As parent (+1'ed) notes, the message itself is quite clear in its intent. I would not for a second think that closing the window would infer the "cancel path" as the result.

Yes, they are being too forceful, and Microsoft ought to have given users a clear "I do not want to upgrade, ever" option, yet at the same time Windows 10 represents a significant increase in security, and in these days of massive botnets and what not that is a good thing on a big scale. In a roundabout way, I'm picturing this as forced immunisation for the greater good.

> Windows 10 represents a significant increase in security

Is that really so? It seems that last 20 years Microsoft just plays whack-a-mole game closing endless vulnerabilities instead of designing a better architecture that would not allow such things.

For example in Windows any app has full access to a device. The user can run any app written by anyone just by clicking a link on a web page or mail message. In Android these problems are partially fixed and in iOS the user is unable to run malicious applications at all.

I have no idea whether you're being sarcastic or earnest, but the post is funny either way. Describing "the user has a high amount of control over their own personal machine" as a problem is new. :)
No, I was not sarcastic. Many users are happy with being unable to run unsigned apps or listen to pirated music if it makes their devices secure.
I agree with that on the principle that it's a nice thing to have if it's optional. And amazingly enough, Windows 10 actually does have that: http://i.imgur.com/XV4Hpwd.png
It depends on how this is implemented. Is it enforced on a kernel level? What if some application, like browser or email client still allows starting an unsigned .exe file? Is Windows Store protected from publishing malware? Is there real privilege and access separation for different apps?
I'm on the edge about agreeing that this is a good thing, but you're right. Due to the long history of people ignoring updates and then blaming MS for when they get hit by the latest 0-day, parts of MS are probably feeling very antagonistic against some of their users at this point.
Win 10 is not a security update.

Microsoft is committed to security updates on Win 8.1 until 2023.

Yet Windows 10 contains significant improvements to the security model:

https://technet.microsoft.com/en-us/itpro/windows/whats-new/...

Feeling antagonistic also often results in irrational actions.
While security is a good goal, surely you can agree that they could have (and should have) rolled any major security updates into a small, free OS update for that purpose alone?
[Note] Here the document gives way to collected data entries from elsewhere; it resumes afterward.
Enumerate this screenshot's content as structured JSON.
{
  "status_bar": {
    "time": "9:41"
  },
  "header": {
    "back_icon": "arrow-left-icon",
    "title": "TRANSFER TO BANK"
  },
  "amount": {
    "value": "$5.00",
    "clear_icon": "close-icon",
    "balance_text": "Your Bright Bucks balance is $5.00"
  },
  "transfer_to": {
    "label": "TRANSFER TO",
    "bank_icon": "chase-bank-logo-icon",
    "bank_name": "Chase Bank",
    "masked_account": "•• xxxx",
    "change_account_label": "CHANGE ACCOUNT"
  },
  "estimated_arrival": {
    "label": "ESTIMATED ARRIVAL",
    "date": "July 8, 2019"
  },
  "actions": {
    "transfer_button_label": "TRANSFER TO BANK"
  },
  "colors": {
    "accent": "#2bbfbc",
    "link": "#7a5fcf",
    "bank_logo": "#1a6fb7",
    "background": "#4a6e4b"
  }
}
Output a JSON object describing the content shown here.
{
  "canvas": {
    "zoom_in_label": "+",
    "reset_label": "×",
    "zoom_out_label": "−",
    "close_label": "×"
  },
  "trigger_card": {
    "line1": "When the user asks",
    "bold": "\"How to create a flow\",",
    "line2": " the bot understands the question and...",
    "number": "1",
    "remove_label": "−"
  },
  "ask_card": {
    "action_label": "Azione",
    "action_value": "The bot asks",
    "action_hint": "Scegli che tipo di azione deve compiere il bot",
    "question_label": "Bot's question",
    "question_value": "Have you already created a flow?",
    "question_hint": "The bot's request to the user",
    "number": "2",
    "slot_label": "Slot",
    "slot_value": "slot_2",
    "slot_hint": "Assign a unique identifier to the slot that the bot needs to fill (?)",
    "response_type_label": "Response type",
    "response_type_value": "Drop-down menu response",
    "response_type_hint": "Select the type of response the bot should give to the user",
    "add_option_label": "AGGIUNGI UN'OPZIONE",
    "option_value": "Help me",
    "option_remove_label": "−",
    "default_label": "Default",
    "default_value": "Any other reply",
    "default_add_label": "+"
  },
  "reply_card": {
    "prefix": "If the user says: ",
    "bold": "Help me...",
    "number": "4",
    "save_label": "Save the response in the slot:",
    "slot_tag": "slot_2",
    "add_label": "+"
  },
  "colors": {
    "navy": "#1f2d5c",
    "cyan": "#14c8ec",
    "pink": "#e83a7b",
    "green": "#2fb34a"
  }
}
They didn’t have to simultaneously revamp the entire UI, replace default programs with less-useful versions, etc.
True, I don't understand Windows enough to know whether all the changes in https://technet.microsoft.com/en-us/itpro/windows/whats-new/... could have been easily / practically done as a service pack* though.

Edit: *Especially for Windows 7.

> The only way a user would be surprised about that is if they didn't read the message in the first place.

Users don't read anything. They take whatever action is the quickest way to get rid of the dialog box they aren't interested in so they can do what they actually wanted to do with the computer.

Thank you for reading the whole comment. :D
The user did not request an upgrade. Microsoft uses dark patterns because in fact it is only Microsoft who needs upgrades to protect their future profits.
Ah yes, the ol' "blame the user" technique!
This is what a simple and honest upgrade message might look like:

“A major system update is available for your computer; for more information on Windows 10, please go [here]. IMPORTANT: In addition to changing Windows, this update could also require you to find and install updates for other programs on your computer.

What would you like to do?

[Upgrade Now] [Upgrade Later] [Do Not Upgrade]”

No marketing-speak, no crap about how many other people have been affected by the virus-er I mean upgraded, all they needed was to be straightforward with users. Why was that so hard for Microsoft to do?